A voz dela foi ficando cada vez mais baixa, e a cabeça, cada vez mais curvada.
As lágrimas da mãe de Beatriz, Camila, voltaram a cair, desta vez carregadas de arrependimento:
— Eu... eu sei que falar isso agora não adianta... mas... nós realmente sabemos que erramos. No futuro, se precisar de qualquer coisa da família Costa, é só pedir. Não importa o que seja, eu prometo que farei.
Aeliana olhou para ela silenciosamente, sem expressão, e apenas assentiu levemente:
— Não precisa. Você deve agradecer à Beatriz.
Se não fosse por Beatriz, ela jamais teria se envolvido.
O rosto de Camila enrijeceu, parecendo um pouco desconfortável.
— Eu sei.
Se não fosse por Beatriz, Aeliana já teria bloqueado a família inteira há muito tempo, quanto mais salvar Marcelo.
— Senhora, o Marcelo precisa de repouso. Deixamos esses assuntos para depois.
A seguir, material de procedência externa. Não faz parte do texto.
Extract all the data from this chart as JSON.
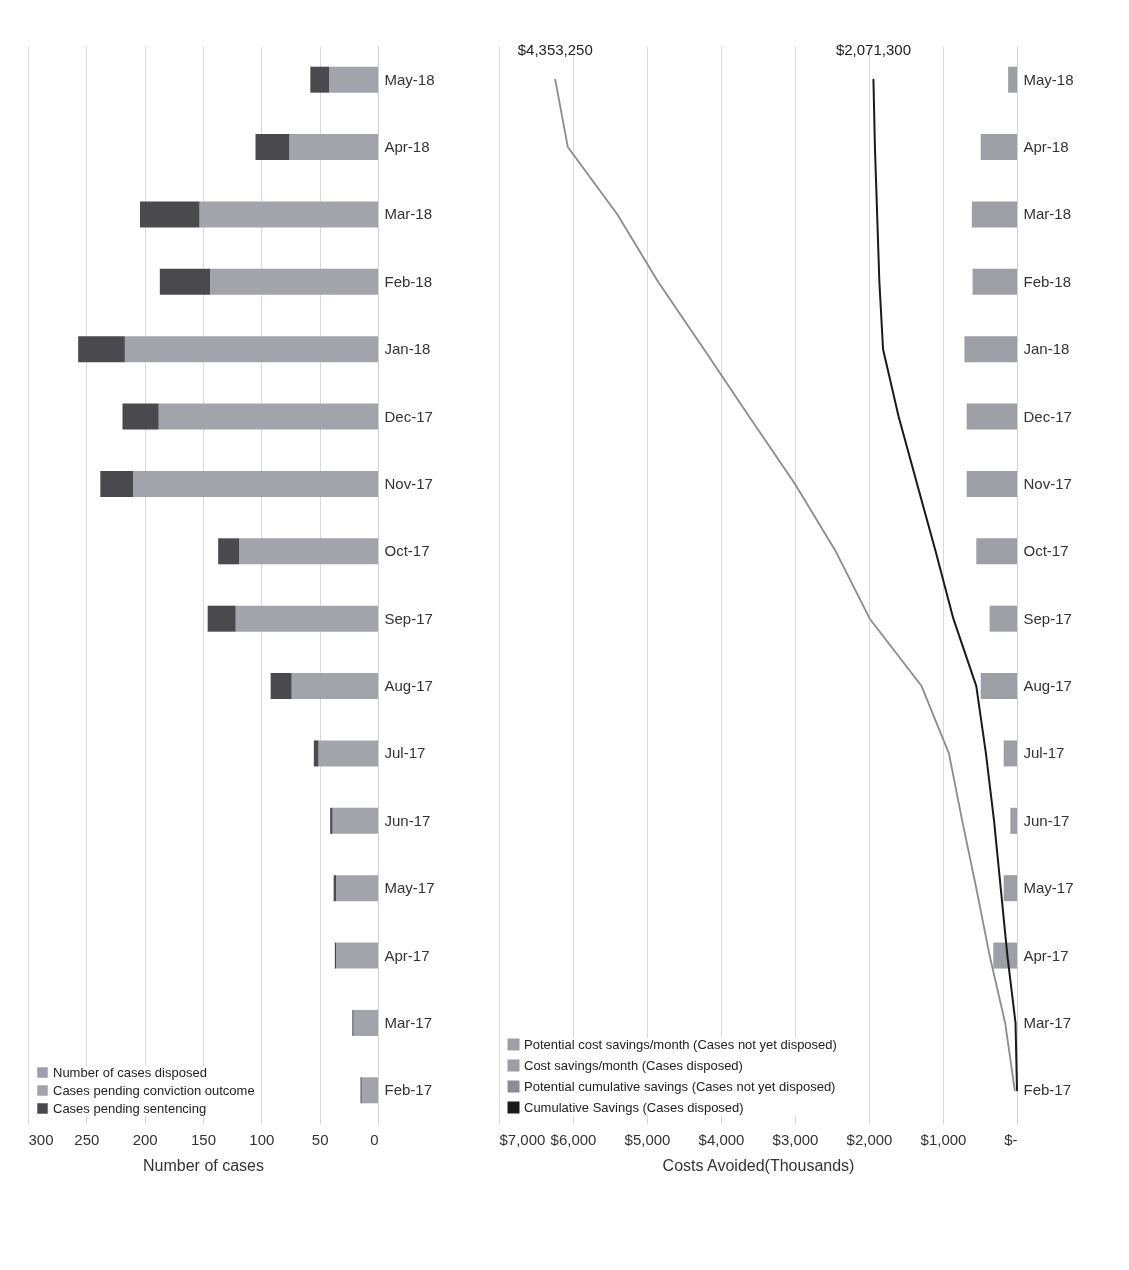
{
  "chart_data": [
    {
      "type": "bar",
      "orientation": "horizontal",
      "xlabel": "Number of cases",
      "categories": [
        "May-18",
        "Apr-18",
        "Mar-18",
        "Feb-18",
        "Jan-18",
        "Dec-17",
        "Nov-17",
        "Oct-17",
        "Sep-17",
        "Aug-17",
        "Jul-17",
        "Jun-17",
        "May-17",
        "Apr-17",
        "Mar-17",
        "Feb-17"
      ],
      "series": [
        {
          "name": "Number of cases disposed",
          "color": "#9d9db5",
          "values": [
            null,
            null,
            null,
            null,
            null,
            null,
            null,
            null,
            null,
            null,
            null,
            null,
            null,
            null,
            null,
            null
          ]
        },
        {
          "name": "Cases pending conviction outcome",
          "color": "#a3a3ab",
          "values": [
            42,
            76,
            153,
            144,
            217,
            188,
            210,
            119,
            122,
            74,
            51,
            39,
            36,
            36,
            21,
            14
          ]
        },
        {
          "name": "Cases pending sentencing",
          "color": "#4a4a4e",
          "values": [
            16,
            29,
            51,
            43,
            40,
            31,
            28,
            18,
            24,
            18,
            4,
            2,
            2,
            1,
            1,
            1
          ]
        }
      ],
      "stacked": true,
      "xlim": [
        300,
        0
      ],
      "xticks": [
        300,
        250,
        200,
        150,
        100,
        50,
        0
      ],
      "grid": "x",
      "legend": "bottom left"
    },
    {
      "type": "bar",
      "orientation": "horizontal",
      "xlabel": "Costs Avoided(Thousands)",
      "categories": [
        "May-18",
        "Apr-18",
        "Mar-18",
        "Feb-18",
        "Jan-18",
        "Dec-17",
        "Nov-17",
        "Oct-17",
        "Sep-17",
        "Aug-17",
        "Jul-17",
        "Jun-17",
        "May-17",
        "Apr-17",
        "Mar-17",
        "Feb-17"
      ],
      "series": [
        {
          "name": "Potential cost savings/month (Cases not yet disposed)",
          "color": "#9e9ea6",
          "values": [
            120,
            490,
            610,
            600,
            710,
            680,
            680,
            550,
            370,
            490,
            180,
            90,
            180,
            320,
            null,
            null
          ]
        },
        {
          "name": "Cost savings/month (Cases disposed)",
          "color": "#9e9ea6",
          "values": [
            null,
            null,
            null,
            null,
            null,
            null,
            null,
            null,
            null,
            null,
            null,
            null,
            null,
            null,
            null,
            null
          ]
        },
        {
          "name": "Potential cumulative savings (Cases not yet disposed)",
          "type": "line",
          "color": "#8c8c96",
          "values": [
            6240,
            6070,
            5400,
            4850,
            4230,
            3620,
            3000,
            2450,
            1990,
            1290,
            920,
            740,
            550,
            370,
            160,
            30
          ]
        },
        {
          "name": "Cumulative Savings (Cases disposed)",
          "type": "line",
          "color": "#1a1a1a",
          "values": [
            1940,
            1920,
            1890,
            1860,
            1810,
            1600,
            1350,
            1100,
            860,
            550,
            420,
            310,
            220,
            130,
            20,
            0
          ]
        }
      ],
      "xlim": [
        7000,
        0
      ],
      "xticks": [
        {
          "value": 7000,
          "label": "$7,000"
        },
        {
          "value": 6000,
          "label": "$6,000"
        },
        {
          "value": 5000,
          "label": "$5,000"
        },
        {
          "value": 4000,
          "label": "$4,000"
        },
        {
          "value": 3000,
          "label": "$3,000"
        },
        {
          "value": 2000,
          "label": "$2,000"
        },
        {
          "value": 1000,
          "label": "$1,000"
        },
        {
          "value": 0,
          "label": "$-"
        }
      ],
      "grid": "x",
      "legend": "bottom left",
      "annotations": [
        {
          "text": "$4,353,250",
          "x": 6240,
          "y": "May-18"
        },
        {
          "text": "$2,071,300",
          "x": 1940,
          "y": "May-18"
        }
      ]
    }
  ]
}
Tenho compromisso, vou indo.
Camila percebeu que Aeliana não queria continuar naquele assunto, mas ainda tentou, sem jeito, pedir para que ela ficasse um pouco mais.
Como esperado, foi recusada por Aeliana.
Ela observou Aeliana partir, sentindo uma decepção indescritível no peito.
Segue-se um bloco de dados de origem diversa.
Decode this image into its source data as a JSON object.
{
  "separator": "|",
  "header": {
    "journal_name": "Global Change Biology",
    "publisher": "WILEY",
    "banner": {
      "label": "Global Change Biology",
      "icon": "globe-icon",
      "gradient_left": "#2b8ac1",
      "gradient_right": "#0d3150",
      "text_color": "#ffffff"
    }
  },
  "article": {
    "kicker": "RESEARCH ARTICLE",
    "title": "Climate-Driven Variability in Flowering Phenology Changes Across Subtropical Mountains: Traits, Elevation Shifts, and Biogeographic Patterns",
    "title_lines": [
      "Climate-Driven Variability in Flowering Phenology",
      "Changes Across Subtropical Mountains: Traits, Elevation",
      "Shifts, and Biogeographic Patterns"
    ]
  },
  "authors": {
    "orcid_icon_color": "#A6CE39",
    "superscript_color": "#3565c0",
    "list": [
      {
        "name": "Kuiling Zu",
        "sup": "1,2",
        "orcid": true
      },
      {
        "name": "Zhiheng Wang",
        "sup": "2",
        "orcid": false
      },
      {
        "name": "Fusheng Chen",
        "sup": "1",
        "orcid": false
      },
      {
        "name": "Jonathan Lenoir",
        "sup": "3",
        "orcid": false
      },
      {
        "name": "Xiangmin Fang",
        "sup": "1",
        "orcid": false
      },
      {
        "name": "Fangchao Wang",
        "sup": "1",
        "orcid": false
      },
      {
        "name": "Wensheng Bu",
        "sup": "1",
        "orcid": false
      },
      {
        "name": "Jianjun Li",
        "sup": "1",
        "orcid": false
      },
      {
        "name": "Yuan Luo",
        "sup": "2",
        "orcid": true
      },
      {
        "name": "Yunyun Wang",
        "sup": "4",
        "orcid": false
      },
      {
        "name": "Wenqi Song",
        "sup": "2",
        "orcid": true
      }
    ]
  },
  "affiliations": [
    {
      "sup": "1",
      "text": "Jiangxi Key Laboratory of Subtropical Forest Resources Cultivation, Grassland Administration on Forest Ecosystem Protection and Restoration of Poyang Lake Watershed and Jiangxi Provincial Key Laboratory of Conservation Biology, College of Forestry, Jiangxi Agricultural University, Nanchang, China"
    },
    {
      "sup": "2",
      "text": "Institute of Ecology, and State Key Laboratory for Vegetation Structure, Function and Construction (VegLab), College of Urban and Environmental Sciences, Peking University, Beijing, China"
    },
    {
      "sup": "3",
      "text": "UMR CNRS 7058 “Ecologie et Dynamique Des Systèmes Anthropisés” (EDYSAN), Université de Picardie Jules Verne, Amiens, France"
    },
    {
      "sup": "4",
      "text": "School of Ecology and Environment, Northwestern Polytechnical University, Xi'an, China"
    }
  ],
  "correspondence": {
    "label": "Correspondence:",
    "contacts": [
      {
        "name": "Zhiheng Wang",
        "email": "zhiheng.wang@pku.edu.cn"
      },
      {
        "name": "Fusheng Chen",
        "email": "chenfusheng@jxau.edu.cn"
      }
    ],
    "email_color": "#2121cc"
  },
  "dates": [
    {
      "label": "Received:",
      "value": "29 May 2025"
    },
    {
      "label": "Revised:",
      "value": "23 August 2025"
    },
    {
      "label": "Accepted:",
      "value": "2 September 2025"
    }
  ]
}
O incidente no hospital foi apenas um pequeno episódio.
Aeliana voltou a ficar ocupada recentemente e não tinha cabeça para se preocupar com as emoções da família Costa.
A data da viagem para a fronteira estava cada vez mais próxima.
Aeliana e Jocelino planejaram a ida.
Os dois concordaram que seria bom ir até a fronteira antes para sondar o terreno.
Com o plano traçado, Aeliana começou a empacotar suas ferramentas.